Permissible to use survey data in generating sampling weights?

Question

Summary: Can I use non-population information (e.g. representative proportions from another survey) when calculating sampling weights? If so how might one account for the sampling error?

I'm calculating standard errors for a set of mean estimates (cohorts are age, gender and health state).

I can calculate sampling weights using my data and population age, gender information from the census. There is no census information on health state.

I have non-census health status information from a 'large' survey* (from the same population) which also has age-gender information. Presently I assume that the 'large' survey* point estimates for relative proportions of health states (for a given age gender cohort) are sufficiently precise to stand in for the population proportions which I do not observe. I use these alongside census age/gender information to derive population cohort counts and calculate sampling weights as usual. Then I use Stata's svy package for se's via Taylor linearization.

I'm uncomfortable with the stand-in of the the 'large' survey* proportions in place of true population proportions as the imprecision of these is not accounted for in my standard error estimation.

I think the influence of these is small, but how acceptable would you say the above approach is? Are there better ways of going about it?

When I say sampling weights I use the following simple formula: (Npopulation of a given age, gender, health cohort)/Npopulation)/(nsample of a given age, gender, health cohort/nsample)

The larger survey is the National Survey of Mental Health and Welbeing (Australia), which has a stratified, multistage, design. The smaller survey is a simple random sample.

Answer 1

You have four reasons that the standard errors you compute naively are wrong.

1. Weights
2. Stratification
3. Clustering
4. Calibration

The first three is the standard triumvirate of complex surveys; you can read about them here, there and everywhere. In a nutshell, unequal weights generally increase the standard errors; stratification generally decreases them; and clustering generally increases them (and often is the greatest source of precision loss).

When you calibrate your survey to another survey or a census, the standard errors have to be calculated differently. Think about this: if you adjusted the weights to match the population proportions of males and females, then you have zero sampling error when you "estimate" that proportion from your own data. So your estimation routine, whatever it is, must split out a zero for the standard error. If it does not, this is not the right estimation method.

The general theory of variance estimation with calibrated survey data is due to Deville and Sarndal (1992). At a very basic (and not particularly accurate) level, instead of taking the difference $y_{hi}-\bar y_h$ in the standard survey variance calculations, you need to first "filter" your data by regressing the outcome on the calibration variables and taking residuals, so the variance involves the sums of $e_{hi}-\bar e_h$ instead.

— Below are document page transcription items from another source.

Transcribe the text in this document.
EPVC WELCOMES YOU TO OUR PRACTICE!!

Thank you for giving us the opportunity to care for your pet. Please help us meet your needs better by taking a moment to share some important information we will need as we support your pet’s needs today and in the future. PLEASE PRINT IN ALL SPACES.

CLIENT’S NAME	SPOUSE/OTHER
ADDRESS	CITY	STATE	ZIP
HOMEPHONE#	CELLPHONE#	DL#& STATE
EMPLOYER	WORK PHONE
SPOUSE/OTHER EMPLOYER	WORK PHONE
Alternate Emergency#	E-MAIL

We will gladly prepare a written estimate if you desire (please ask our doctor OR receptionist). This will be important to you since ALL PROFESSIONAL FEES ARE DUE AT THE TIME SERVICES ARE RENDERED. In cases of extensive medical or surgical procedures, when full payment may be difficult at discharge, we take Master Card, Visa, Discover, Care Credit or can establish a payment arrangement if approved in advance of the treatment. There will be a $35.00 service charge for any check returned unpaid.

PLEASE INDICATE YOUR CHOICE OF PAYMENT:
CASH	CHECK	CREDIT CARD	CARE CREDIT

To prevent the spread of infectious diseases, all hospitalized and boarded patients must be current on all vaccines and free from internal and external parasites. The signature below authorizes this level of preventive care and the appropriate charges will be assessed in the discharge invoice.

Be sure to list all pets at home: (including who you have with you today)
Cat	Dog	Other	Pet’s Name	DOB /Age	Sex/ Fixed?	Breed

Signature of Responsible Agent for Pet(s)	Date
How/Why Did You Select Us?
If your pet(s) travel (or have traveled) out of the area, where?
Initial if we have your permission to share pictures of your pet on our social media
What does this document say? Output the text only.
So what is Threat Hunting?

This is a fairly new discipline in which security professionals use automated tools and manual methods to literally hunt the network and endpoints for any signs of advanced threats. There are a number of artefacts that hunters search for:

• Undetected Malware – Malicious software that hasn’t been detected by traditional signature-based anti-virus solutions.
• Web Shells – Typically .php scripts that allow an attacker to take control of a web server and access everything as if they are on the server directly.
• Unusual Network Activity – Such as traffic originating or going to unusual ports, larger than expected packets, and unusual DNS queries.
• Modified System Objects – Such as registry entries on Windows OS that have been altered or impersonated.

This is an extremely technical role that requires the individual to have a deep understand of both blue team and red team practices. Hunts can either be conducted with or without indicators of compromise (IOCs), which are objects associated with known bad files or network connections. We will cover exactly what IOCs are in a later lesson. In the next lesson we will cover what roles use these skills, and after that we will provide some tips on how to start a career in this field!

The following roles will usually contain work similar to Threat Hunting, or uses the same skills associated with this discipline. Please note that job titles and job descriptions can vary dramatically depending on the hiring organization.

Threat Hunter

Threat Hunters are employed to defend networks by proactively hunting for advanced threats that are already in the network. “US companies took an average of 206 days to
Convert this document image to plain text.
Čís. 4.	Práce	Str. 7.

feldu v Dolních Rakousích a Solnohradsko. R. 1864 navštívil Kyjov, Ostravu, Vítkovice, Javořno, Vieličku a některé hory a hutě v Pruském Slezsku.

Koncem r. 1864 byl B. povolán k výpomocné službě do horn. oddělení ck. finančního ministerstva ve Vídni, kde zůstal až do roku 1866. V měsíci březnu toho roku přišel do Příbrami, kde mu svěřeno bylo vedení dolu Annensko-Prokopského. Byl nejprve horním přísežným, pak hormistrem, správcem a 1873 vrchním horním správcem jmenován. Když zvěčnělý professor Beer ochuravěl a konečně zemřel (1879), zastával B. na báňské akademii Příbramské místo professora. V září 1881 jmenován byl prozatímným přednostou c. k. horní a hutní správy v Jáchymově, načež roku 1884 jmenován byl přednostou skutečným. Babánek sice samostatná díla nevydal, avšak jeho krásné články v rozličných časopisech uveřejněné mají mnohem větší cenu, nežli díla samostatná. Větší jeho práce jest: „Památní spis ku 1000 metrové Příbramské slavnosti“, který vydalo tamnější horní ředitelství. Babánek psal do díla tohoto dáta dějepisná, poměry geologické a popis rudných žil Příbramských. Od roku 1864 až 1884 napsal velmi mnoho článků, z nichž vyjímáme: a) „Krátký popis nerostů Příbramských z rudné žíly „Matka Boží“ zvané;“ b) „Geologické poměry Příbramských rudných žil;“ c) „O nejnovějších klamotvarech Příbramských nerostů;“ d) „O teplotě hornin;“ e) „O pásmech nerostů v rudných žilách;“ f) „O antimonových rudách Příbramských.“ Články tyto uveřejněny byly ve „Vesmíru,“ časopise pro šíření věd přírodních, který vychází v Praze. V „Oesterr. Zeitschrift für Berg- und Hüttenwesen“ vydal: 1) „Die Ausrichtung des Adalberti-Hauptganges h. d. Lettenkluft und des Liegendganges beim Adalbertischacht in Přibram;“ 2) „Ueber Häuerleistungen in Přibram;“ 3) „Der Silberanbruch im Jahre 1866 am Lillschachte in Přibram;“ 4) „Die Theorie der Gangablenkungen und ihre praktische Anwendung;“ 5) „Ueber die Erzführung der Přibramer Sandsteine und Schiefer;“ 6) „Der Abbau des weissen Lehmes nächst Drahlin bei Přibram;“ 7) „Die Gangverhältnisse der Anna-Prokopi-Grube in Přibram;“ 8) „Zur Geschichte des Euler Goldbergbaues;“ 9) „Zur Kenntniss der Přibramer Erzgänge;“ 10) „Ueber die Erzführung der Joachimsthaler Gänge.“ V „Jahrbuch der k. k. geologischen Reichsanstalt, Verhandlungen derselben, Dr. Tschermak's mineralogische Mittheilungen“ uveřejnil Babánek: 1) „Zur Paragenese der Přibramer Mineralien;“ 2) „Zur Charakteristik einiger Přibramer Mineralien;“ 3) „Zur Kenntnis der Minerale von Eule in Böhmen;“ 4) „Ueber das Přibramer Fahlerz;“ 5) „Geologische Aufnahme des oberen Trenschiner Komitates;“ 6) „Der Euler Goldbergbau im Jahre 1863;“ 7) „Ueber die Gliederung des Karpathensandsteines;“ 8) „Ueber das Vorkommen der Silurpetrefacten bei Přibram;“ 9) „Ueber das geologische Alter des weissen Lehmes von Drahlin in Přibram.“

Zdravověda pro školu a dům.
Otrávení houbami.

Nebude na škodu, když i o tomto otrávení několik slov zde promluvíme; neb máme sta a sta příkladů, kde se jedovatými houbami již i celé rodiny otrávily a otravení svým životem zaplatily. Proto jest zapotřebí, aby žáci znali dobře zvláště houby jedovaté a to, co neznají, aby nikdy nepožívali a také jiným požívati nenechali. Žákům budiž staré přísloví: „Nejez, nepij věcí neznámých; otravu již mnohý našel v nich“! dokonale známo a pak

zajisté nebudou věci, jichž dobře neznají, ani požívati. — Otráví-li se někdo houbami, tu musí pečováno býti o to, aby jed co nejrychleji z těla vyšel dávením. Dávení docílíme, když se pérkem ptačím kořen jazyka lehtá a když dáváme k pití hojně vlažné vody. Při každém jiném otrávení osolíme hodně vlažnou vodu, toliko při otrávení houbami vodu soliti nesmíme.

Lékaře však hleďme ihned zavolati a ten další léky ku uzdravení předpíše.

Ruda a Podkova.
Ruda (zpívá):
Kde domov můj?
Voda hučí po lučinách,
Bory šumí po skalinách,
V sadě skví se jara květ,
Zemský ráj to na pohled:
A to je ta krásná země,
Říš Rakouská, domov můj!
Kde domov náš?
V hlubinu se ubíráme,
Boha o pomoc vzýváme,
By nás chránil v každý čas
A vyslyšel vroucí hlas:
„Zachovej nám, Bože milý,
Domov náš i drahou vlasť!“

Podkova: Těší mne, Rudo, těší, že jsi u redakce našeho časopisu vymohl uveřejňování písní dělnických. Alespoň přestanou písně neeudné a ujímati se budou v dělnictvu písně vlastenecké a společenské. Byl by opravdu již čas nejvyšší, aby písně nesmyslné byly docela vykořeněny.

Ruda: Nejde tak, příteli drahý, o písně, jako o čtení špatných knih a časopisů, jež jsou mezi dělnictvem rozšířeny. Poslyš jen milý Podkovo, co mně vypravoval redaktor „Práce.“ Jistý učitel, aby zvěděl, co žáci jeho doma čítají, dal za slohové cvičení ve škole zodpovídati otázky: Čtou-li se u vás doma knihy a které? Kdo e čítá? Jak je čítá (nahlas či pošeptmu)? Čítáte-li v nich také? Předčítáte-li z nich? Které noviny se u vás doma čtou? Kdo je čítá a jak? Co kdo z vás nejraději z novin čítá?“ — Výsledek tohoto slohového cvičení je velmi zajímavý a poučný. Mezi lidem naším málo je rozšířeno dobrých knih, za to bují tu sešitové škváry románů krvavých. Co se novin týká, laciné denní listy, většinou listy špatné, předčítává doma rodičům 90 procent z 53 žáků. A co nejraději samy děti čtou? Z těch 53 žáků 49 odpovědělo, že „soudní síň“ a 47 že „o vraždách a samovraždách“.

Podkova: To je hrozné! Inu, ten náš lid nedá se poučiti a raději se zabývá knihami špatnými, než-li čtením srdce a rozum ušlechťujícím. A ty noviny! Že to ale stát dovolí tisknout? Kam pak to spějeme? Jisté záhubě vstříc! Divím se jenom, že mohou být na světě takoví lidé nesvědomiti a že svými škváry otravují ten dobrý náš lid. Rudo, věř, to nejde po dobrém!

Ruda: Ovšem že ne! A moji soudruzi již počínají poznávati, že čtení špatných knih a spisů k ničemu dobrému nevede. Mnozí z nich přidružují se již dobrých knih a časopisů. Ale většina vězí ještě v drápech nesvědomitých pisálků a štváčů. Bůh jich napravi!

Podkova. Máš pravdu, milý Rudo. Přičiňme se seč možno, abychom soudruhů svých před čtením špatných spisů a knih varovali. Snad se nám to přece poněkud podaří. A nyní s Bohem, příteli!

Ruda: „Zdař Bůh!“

Calibration to the data from other surveys that are themselves subject to sampling error is more difficult yet. Dever and Valliant (2010) had a paper on this, demonstrating who to properly account for an inflation in standard errors. This is generally difficult; what I would do (and I think I have done this in the past on a couple of obscure problems of this nature) would be to generate independent complex survey bootstrap samples for both your own survey and the calibration target survey, estimate the totals from the latter, and use these perturbed totals as calibration targets generating the bootstrap weights for my own survey. Dever and Valliant talk about jackknife, but they are old school :). I like the bootstrap better, as it requires fewer assumptions.

Answer 2

I would argue that your estimates from the large survey are sufficiently precise. A 99% confidence interval around your estimates would include a margin of error of $2.576\times\sqrt{\frac{0.5(1-0.5)}{8820}}\approx1.37\%$ if you're being as conservative as possible and assume $\hat{p}=0.5$. In many cases, this will actually be much smaller. It depends on the level of precision you need and the potential drawbacks if your estimates are inaccurate, but I believe that the weights you use here will be close enough to the true values that your end product will not be significantly affected.

If precision is worrisome to you, I might suggest using a stratified random sample as opposed to a purely simple random sample. This will likely help you to gain the precision that you might lose by estimating these weights from the larger survey and not from the population as a whole.